Achingol Mayom drew stares on her first day of school in 2003. She was seven years old and the only Sudanese immigrant in her class in Newcastle, Australia. “Everyone seemed quite intrigued because I was very tall,” she recalls. “Did you used to live in a hut?” her classmates inquired.
At that time, the second Sudanese civil war was entering its twentieth year, ceaselessly ravaging the dusty towns and undeveloped wilderness of the south. Achingol’s mother had fled from their family home near Rumbek, a provincial town in central South Sudan, in 1993. She sought safety across the border in Kenya’s Kakuma refugee camp, where Achingol was born two years later.
The Mayoms – Achingol, her mother, four brothers and a cousin – were among the 19,000 Sudan-born refugees resettled in Australia between 2002 and 2011, the year that South Sudan achieved its independence. The arrival of the Mayoms and other Sudanese families was largely met with openness and curiosity in Newcastle, a white, suburban town two hours north of Sydney, but the major challenge of navigating a new culture remained. How does one embrace the opportunities of a new life while preserving one’s heritage? This was a particularly tricky question for young arrivals like Achingol, who were coming of age and forging their identities in the midst of this upheaval.
In most ways, the young generation happily embraced Australian life, which sometimes led to misunderstandings with their more conservative parents. Achingol had trouble getting permission to go to classmates’ birthday parties in primary school. She recalls that even as she grew older, “When you say ‘I am going out with my friends,’ they look at you like ‘Oh my god, what happened to my daughter?’ They don’t realise that this is just what you’re supposed to do growing up.”
Conor Ashleigh, a twenty-seven-year-old documentary photographer from Newcastle, became friends with Achingol’s older brother Akolde when they moved into his neighbourhood when he was sixteen. “I feel like the younger generation lives with a lot of challenges, just to meet their own expectations of succeeding in a new land, let alone other people’s expectations,” says Conor, who has been documenting the community from the inside since 2010. “They are doing the best they can to succeed in whatever way success means to them.”
The adolescent South Sudanese diaspora has developed their own strong sense of community within suburban Australia. Young men tend to gravitate towards basketball, and the tournaments become major occasions for the whole community to come together. Cultural traditions are performed but adapted as necessary: talcum powder is used instead of ash to smear on the body for a traditional Dinka dance.

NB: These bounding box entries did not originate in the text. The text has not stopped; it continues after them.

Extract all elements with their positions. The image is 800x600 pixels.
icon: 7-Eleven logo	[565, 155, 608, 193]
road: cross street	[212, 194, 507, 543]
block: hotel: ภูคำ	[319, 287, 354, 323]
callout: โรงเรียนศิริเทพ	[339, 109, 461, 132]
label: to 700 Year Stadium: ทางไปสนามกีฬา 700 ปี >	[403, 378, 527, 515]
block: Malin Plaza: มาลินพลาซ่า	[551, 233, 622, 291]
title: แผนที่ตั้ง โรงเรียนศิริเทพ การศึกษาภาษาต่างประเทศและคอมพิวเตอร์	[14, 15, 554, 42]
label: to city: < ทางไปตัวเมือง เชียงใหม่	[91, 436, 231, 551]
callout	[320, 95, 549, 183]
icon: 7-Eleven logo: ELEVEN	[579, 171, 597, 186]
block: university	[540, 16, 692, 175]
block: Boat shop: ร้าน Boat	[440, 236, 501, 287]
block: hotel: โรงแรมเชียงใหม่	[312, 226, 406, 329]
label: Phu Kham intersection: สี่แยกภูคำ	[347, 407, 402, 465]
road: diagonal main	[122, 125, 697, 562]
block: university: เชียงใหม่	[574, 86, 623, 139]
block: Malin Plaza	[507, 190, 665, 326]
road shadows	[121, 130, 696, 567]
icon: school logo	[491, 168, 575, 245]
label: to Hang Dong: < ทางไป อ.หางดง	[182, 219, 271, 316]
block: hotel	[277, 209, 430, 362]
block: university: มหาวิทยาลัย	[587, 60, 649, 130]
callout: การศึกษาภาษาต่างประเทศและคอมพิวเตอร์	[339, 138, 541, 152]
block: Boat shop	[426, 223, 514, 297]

The easiest way for the youth to demonstrate a commitment to their heritage is to speak their native tongue. Achingol’s mother, like many South Sudanese parents, ensured that her children spoke Dinka at home, even though it is unlikely that they will ever return to South Sudan. Another young refugee, Atong Atem Yaak, explains, “People are embarrassed when they aren’t very good at speaking Dinka because it’s a very tangible way of holding on to your culture. Nobody wants to seem like they’ve forgotten their culture.”
Achingol adeptly navigates between these three spheres of her life: family, the young diaspora community and her Australian school friends. She feels at ease in each environment, but they are different in a way that she finds hard to explain.
When people ask Achingol where she is from, there is no simple answer. “I’m from Kenya but my family is from Sudan,” she replies. She has now spent more than nearly thirteen of her twenty years in Australia and considers herself to be Australian. It’s almost impossible for her to imagine what life might have been like if her family had not settled here: “I’m sort of glad that I’m here so I don’t really think about it. I don’t see any other way of living other than being in Australia.”